The reason Christians worship Christ is because he is the Son of God. In one of his conflicts with the Jews, Jesus said to them, “I and the Father are one” (John 10:30). He did not say, “I and the Father are one person,” but “I and and the Father are one thing.” He meant, “I and the Father have one nature - the nature of God.” The Father is God and possesses all the qualities, powers, and prerogatives of God. The Son, also, is God and has all the qualities, powers, and pregrogratives of God. The Jews understood what Jesus was claiming. They took his words as blasphemy and picked up stones to stone him to death. When Jesus asked if they were stoning him for one of the many good works he had done, they responded, “It is not for a good work we are going to stone you but for blasphemy, since you being a man, make yourself God” (10:30).

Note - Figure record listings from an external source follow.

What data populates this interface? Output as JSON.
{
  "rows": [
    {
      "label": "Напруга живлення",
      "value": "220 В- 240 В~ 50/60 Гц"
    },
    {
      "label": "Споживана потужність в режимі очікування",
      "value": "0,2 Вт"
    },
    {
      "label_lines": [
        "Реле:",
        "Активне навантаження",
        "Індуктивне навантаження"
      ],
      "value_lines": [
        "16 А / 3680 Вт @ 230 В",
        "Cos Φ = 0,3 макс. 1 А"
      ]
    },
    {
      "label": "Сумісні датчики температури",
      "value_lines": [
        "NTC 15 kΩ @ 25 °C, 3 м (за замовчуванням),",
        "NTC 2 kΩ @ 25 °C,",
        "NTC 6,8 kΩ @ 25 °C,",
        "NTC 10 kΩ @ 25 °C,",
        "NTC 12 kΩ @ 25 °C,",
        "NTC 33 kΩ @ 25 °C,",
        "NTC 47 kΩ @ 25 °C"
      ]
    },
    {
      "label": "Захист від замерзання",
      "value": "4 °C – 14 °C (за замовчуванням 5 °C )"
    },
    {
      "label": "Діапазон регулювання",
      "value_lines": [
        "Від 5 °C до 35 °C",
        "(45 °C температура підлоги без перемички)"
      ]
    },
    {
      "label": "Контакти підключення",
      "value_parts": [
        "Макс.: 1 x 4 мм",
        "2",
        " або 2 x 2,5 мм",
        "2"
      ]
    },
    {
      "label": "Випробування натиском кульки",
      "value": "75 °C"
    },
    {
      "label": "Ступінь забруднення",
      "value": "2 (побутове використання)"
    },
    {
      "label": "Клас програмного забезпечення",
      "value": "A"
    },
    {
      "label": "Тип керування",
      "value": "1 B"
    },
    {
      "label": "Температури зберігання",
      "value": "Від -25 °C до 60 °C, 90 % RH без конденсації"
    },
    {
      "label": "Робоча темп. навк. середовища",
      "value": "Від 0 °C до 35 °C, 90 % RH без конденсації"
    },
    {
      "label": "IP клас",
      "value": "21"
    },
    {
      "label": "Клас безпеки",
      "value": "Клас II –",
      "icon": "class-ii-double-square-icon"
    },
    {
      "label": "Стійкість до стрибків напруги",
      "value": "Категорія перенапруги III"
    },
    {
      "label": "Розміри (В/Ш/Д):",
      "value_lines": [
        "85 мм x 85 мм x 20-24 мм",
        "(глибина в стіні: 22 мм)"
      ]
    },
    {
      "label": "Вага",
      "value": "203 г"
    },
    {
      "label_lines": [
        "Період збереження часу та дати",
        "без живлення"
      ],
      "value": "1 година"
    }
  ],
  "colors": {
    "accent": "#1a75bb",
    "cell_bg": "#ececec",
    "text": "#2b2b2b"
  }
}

When we confess that Jesus Christ is God’s only Son, we say with St. Paul that he is “our great God and Savior Jesus Christ” (Titus 2:13).

3. Our Lord

St. Paul wrote, “No one can say ‘Jesus is Lord’ except in the Holy Spirit.” It is likely that “Jesus is Lord” is an early Christian confession of faith.

What does it mean to call Jesus Lord?

If you read the Old Testament in English you cannot miss how often God is called Lord. The Hebrew word for Lord is “adonai”  means, of course, a master or ruler which could refer to a human ruler or to God.  God is Lord for he is the ruler of the universe and everything in it. He is the Lord of his people, and they are called to submit to him and obey him.

But that Hebrew word Adonai or Lord was used in another way also. The most personal and intimate word for God in the Old Testament was Yahweh or Jehovah. Yahweh and Jehovah are just two different pronunciations of the same letters. God himself proclaimed the meaning of his special name: “ ‘The Lord, the Lord, a God merciful and gracious, slow to anger, and abounding in steadfast love and faithfulness, keeping steadfast love for thousands, forgiving iniquity and transgression and sin, but who will by no means clear the guilty…’ “ (Exodus 34:6.7). This name was so special and holy that the Jewish people hesitated to say it. So, for instance, when a reader came to this special name instead of saying “Yahweh” he would say “Adonai.”

So the word “Lord” had two meanings. It could mean Ruler which could also refer to a human or it could mean Yahweh which referred only to the one true living God. When the writers of the New Testament called Jesus “Lord” they were deliberately giving him the most personal and holy name of God.

On the Day of Pentecost, when St. Peter preached to the Jewish crowd he said,  Let all the house of Israel therefore know for certain that God has made him both Lord and Christ, this Jesus whom you crucified.” God himself declared that Jesus is both God and Messiah. The Apostle Paul wrote of Jesus Christ, “God has highly exalted him and bestowed on him the name that is above every name,  so that at the name of Jesus every knee should bow, in heaven and on earth and under the earth,  and every tongue confess that Jesus Christ is Lord, to the glory of God the Father” (Philippians 2:9-11). Jesus has the name above all other names - Lord - and eventually all will confess that he is Lord.

He is our Lord, the Lord of the church. We acknowledge him as God the Son. He is our Savior and Lord. We willingly and happily bow the knee to him.

There is only one question. Is Jesus your Savior and Lord?